Daisy B. Peñaloza

 Daisy B. Peñaloza

Community Voices: Don't ignore plight of Cuba's oppressed people

By Daisy B. Peñaloza

“But why does that repressive regime get a free ride?”

— “Where Were You the Day Orlando Zapata Died?” by I.H.A.D.

Vice President Mike Pence, freshly returned from his participation at the Eighth Summit of the Americas in Lima, Peru, penned an Op-Ed letter to the Miami Herald in which he writes: “Last year, President Trump reversed the failed policy of the last administration. No longer will U.S. dollars fund Cuba’s military and intelligence services.”

Pence echoed Trump’s emphatic promises to hopeful Cuban exiles and dissidents last June, in Miami, that the administration would be “strictly enforcing U.S. law.” To date, the promises have gone unfulfilled.

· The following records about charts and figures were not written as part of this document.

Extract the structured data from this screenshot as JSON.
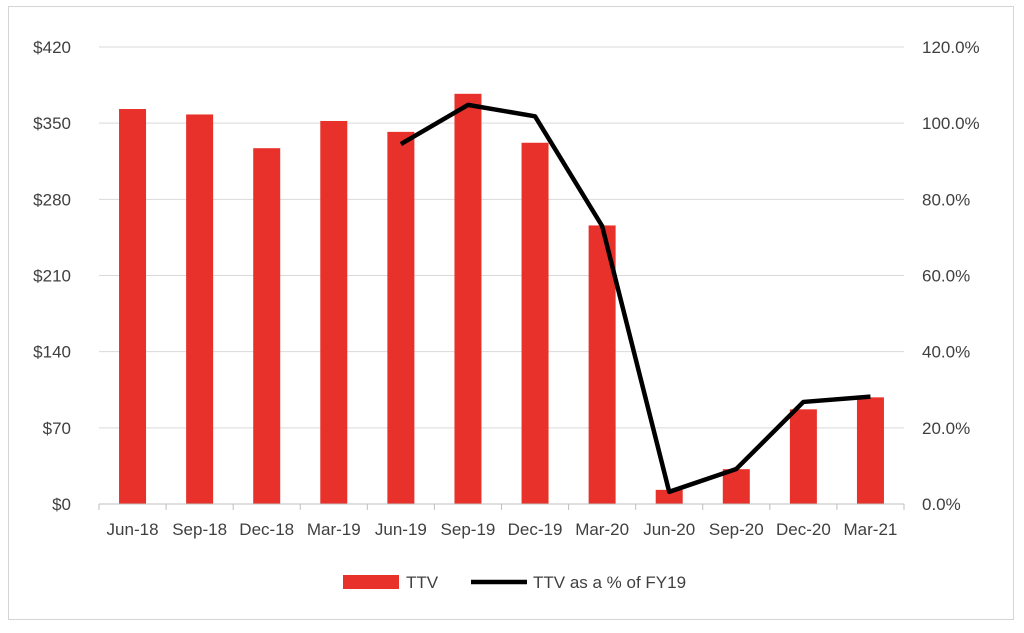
{
  "chart_data": {
    "type": "bar",
    "categories": [
      "Jun-18",
      "Sep-18",
      "Dec-18",
      "Mar-19",
      "Jun-19",
      "Sep-19",
      "Dec-19",
      "Mar-20",
      "Jun-20",
      "Sep-20",
      "Dec-20",
      "Mar-21"
    ],
    "series": [
      {
        "name": "TTV",
        "type": "bar",
        "axis": "left",
        "color": "#e8312a",
        "values": [
          363,
          358,
          327,
          352,
          342,
          377,
          332,
          256,
          13,
          32,
          87,
          98
        ]
      },
      {
        "name": "TTV as a % of FY19",
        "type": "line",
        "axis": "right",
        "color": "#000000",
        "values": [
          null,
          null,
          null,
          null,
          94.5,
          104.8,
          101.8,
          73.0,
          3.2,
          9.2,
          26.8,
          28.2
        ]
      }
    ],
    "y_left": {
      "ylim": [
        0,
        420
      ],
      "ticks": [
        0,
        70,
        140,
        210,
        280,
        350,
        420
      ],
      "tick_labels": [
        "$0",
        "$70",
        "$140",
        "$210",
        "$280",
        "$350",
        "$420"
      ]
    },
    "y_right": {
      "ylim": [
        0,
        120
      ],
      "ticks": [
        0,
        20,
        40,
        60,
        80,
        100,
        120
      ],
      "tick_labels": [
        "0.0%",
        "20.0%",
        "40.0%",
        "60.0%",
        "80.0%",
        "100.0%",
        "120.0%"
      ]
    },
    "grid": true,
    "legend_position": "bottom",
    "title": "",
    "xlabel": "",
    "ylabel": ""
  }
}
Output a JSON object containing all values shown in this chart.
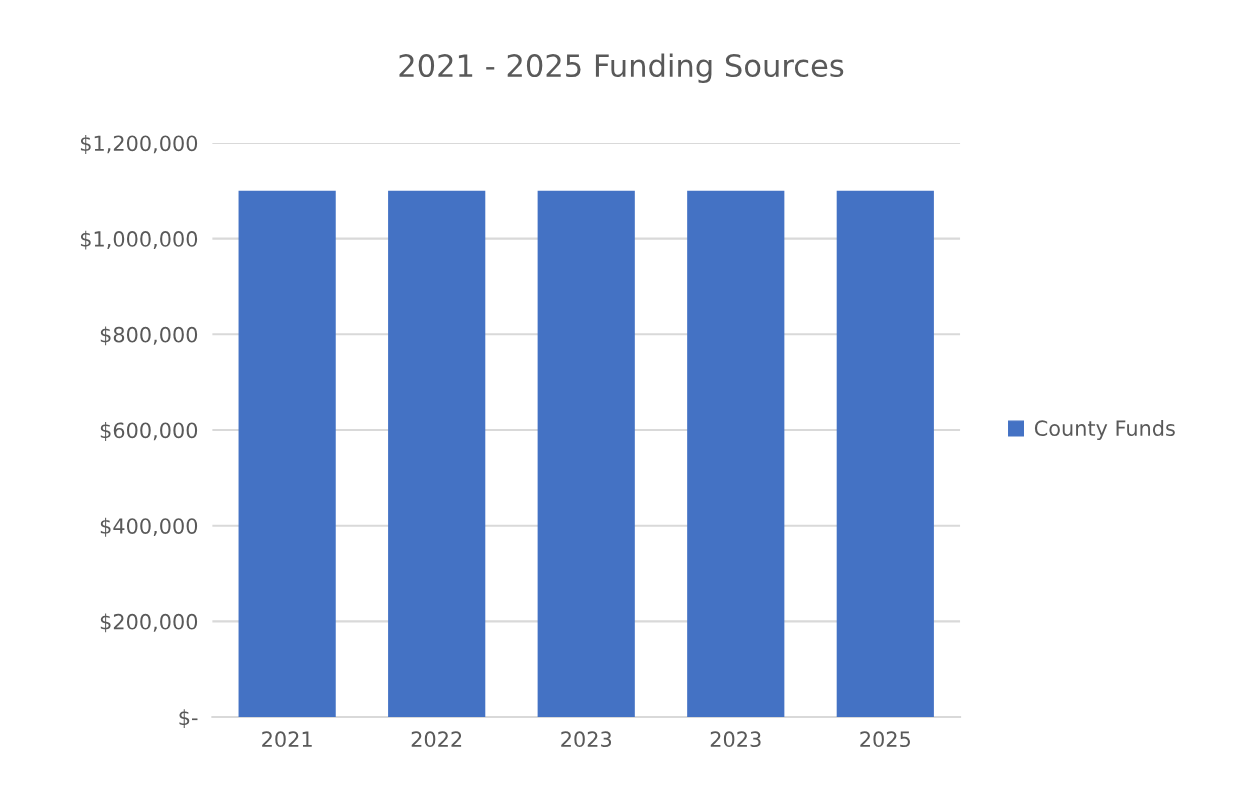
{
  "chart_data": {
    "type": "bar",
    "title": "2021 - 2025 Funding Sources",
    "categories": [
      "2021",
      "2022",
      "2023",
      "2023",
      "2025"
    ],
    "series": [
      {
        "name": "County Funds",
        "color": "#4472c4",
        "values": [
          1100000,
          1100000,
          1100000,
          1100000,
          1100000
        ]
      }
    ],
    "ylim": [
      0,
      1200000
    ],
    "yticks": [
      {
        "value": 0,
        "label": "$-"
      },
      {
        "value": 200000,
        "label": "$200,000"
      },
      {
        "value": 400000,
        "label": "$400,000"
      },
      {
        "value": 600000,
        "label": "$600,000"
      },
      {
        "value": 800000,
        "label": "$800,000"
      },
      {
        "value": 1000000,
        "label": "$1,000,000"
      },
      {
        "value": 1200000,
        "label": "$1,200,000"
      }
    ],
    "grid": "y",
    "legend": "right"
  }
}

Trump’s measures moderately scaled back U.S. tourism and commerce dollars destined for the Castro elites and military; however, the half-hearted rollback failed to abide by the letter of the law as explicitly outlined in the 1996 Helms-Burton Act. The majority of Obama’s Cuba policy remains intact having never been officially rescinded. In violation of Helms-Burton, U.S. corporations Marriott, Google, the airline industry, and cruise ships continue to financially transact with the monopolistic regime. On March 30, 2018, the U.S. Department of Transportation approved more airline flights to Cuba, which will reap a potential $495 million for the parties involved. Current law prohibits these transactions.

U.S. and foreign cruise ship companies daily profit from the use of properties stolen from U.S. citizens and Cuban exiles. Under Title III of Helms-Burton, U.S. citizens can sue the Cuban regime and any foreign business engaged in trafficking on the island. U.S. companies breaching the dictums of Title III should also be liable. Since 1996, all U.S. presidents have suspended Title III at six month intervals. This July, Trump will mull over doing the same as his predecessors. The “litigation ban” should end enabling due process for the many aggrieved claimants who have waited decades for compensation.

Much has been written about the Castro regime’s direct culpability in the Venezuelan societal crisis and in that nation’s free-fall into dictatorship. Mystifyingly, countries such as Canada, Britain, and Australia, which profess to uphold human rights, have been unwilling to hold the regime accountable for its copious crimes.

With renewed urgency, Cuba’s dissidents are pressing for greater sanctions against the Castro oligarchs. Trump can start promoting a “Hemisphere of Freedom” by enforcing the just U.S. laws already in place. The organizers of the next Americas Summit should bar any Cuban leadership that has not engaged in a democratic transition. Unsurprisingly, Miguel Díaz-Canel, the Cuban puppet figurehead, intends to stay on the totalitarian path of repression and economic stagnation.

The Ladies in White, a pro-democracy group advocating the release of political prisoners and the restoration of civil liberties, have obtained no reprieve from the regime’s henchmen. The brave women press on enduring threats, beatings, arbitrary detentions and denunciatory mobs. Heads of state, foreign correspondents and tourists, with a few exceptions, have mostly closed their hearts and minds to the omnipresent suffering of Cubans. Dissidents and independent journalists on the island document, visually and in writing, the human rights abuses, and publish them on social media; otherwise, no one would know.

With each passing year, the Cuban dissident movement gathers strength and unity. The regime-instilled fear and apathy among the general population is gradually dissipating. The nations of the world can facilitate a democratic transition by lending moral and diplomatic support instead of ignoring the plight of the oppressed. Individuals everywhere can conscientiously forego vacations that enrich the Castros, publicize through social media the quotidian human rights abuses inflicted on the populace, and pressure the Trump administration’s enforcement of Helms-Burton and associated laws.

Words are powerful. Their potency is doubly magnified when they are coupled with sincerity and follow-through. My great-grandfather, a veteran of the 1895 Cuban War of Independence, would agree with Mike Pence: “¡Que Viva Cuba Libre!”

Daisy B. Peñaloza of Bakersfield is a preschool teacher. She left communist Cuba on a 1967 Freedom Flight. The opinions expressed are her own.